In 1831, an English scientist Michael Faraday saw electric currents when he slid a bar magnet in and out of a coil of wires. This law of electromagnetic induction serves as a bedrock of modern civilization, offering the fundamental operating principle of many types of electrical generators, motors, and inductor devices. Physically, this phenomenon can be understood as the kinetic energy of the moving magnet has been converted to an electromotive force, via the law of classical electromagnetism.

In 2009, a new kind of electromotive force was experimentally reported. Now you don’t need to move a magnet. What is dynamical here is the magnetic nanostructure inside the magnet, which triggers a conversion of the internal energy of the magnet to an electromotive force. Today this effect is called spin-motive force (SMF).
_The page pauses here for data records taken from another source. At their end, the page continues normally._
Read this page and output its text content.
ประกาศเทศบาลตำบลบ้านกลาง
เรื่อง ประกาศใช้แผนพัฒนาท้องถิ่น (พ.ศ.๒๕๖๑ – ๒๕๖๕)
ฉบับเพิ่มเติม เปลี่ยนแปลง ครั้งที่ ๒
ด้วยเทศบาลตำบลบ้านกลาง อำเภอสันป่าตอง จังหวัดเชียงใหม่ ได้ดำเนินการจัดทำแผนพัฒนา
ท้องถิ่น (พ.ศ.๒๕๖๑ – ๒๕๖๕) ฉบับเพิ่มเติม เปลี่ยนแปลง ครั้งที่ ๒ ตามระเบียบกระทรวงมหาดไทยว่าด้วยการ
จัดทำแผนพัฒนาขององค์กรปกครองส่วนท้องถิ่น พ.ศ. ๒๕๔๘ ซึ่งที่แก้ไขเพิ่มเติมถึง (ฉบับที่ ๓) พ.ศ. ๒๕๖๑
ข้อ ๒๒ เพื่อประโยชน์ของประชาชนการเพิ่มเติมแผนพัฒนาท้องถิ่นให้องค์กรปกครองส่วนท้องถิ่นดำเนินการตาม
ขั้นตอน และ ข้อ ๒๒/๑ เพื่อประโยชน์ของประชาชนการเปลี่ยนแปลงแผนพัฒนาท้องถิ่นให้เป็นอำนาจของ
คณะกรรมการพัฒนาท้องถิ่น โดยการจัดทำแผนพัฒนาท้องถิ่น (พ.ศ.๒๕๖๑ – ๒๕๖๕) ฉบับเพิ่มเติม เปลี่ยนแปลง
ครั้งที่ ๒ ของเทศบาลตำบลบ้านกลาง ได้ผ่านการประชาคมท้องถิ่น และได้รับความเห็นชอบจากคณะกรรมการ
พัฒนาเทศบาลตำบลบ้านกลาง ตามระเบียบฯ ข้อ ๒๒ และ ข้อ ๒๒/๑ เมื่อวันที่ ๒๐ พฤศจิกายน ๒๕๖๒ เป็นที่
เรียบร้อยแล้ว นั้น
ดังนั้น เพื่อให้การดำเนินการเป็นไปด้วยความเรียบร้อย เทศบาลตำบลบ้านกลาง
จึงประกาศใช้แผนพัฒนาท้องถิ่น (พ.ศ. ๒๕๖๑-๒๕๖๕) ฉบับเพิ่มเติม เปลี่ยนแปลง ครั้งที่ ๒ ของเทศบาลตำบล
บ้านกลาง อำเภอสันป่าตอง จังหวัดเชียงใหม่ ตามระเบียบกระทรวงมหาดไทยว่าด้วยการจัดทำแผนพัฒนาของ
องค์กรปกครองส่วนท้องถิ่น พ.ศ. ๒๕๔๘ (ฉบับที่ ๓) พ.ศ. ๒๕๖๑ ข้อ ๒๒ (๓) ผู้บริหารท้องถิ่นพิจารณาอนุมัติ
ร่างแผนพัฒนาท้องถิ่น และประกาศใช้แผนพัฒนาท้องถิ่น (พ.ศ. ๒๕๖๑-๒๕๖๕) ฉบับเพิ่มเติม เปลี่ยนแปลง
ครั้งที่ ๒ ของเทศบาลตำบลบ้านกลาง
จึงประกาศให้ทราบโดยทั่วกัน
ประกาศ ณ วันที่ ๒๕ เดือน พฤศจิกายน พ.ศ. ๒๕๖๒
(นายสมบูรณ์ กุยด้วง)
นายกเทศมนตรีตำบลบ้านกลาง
Interestingly, SMF turns out to have a deep connection with Faraday’s electromagnetic induction; from a modern quantum mechanical point of view, both phenomena can be attributed to the time-varying Berry phase of an electron wave function.

While SMF is still very young, it is as a basic and universal physical effect as the celebrated electromagnetic induction. SMF may provide a key element for next generation technologies. Now I am exploring the possibility of novel mechanism of electromagnetic inductance, combining SMF and the quantum relativistic spin-orbit coupling effects.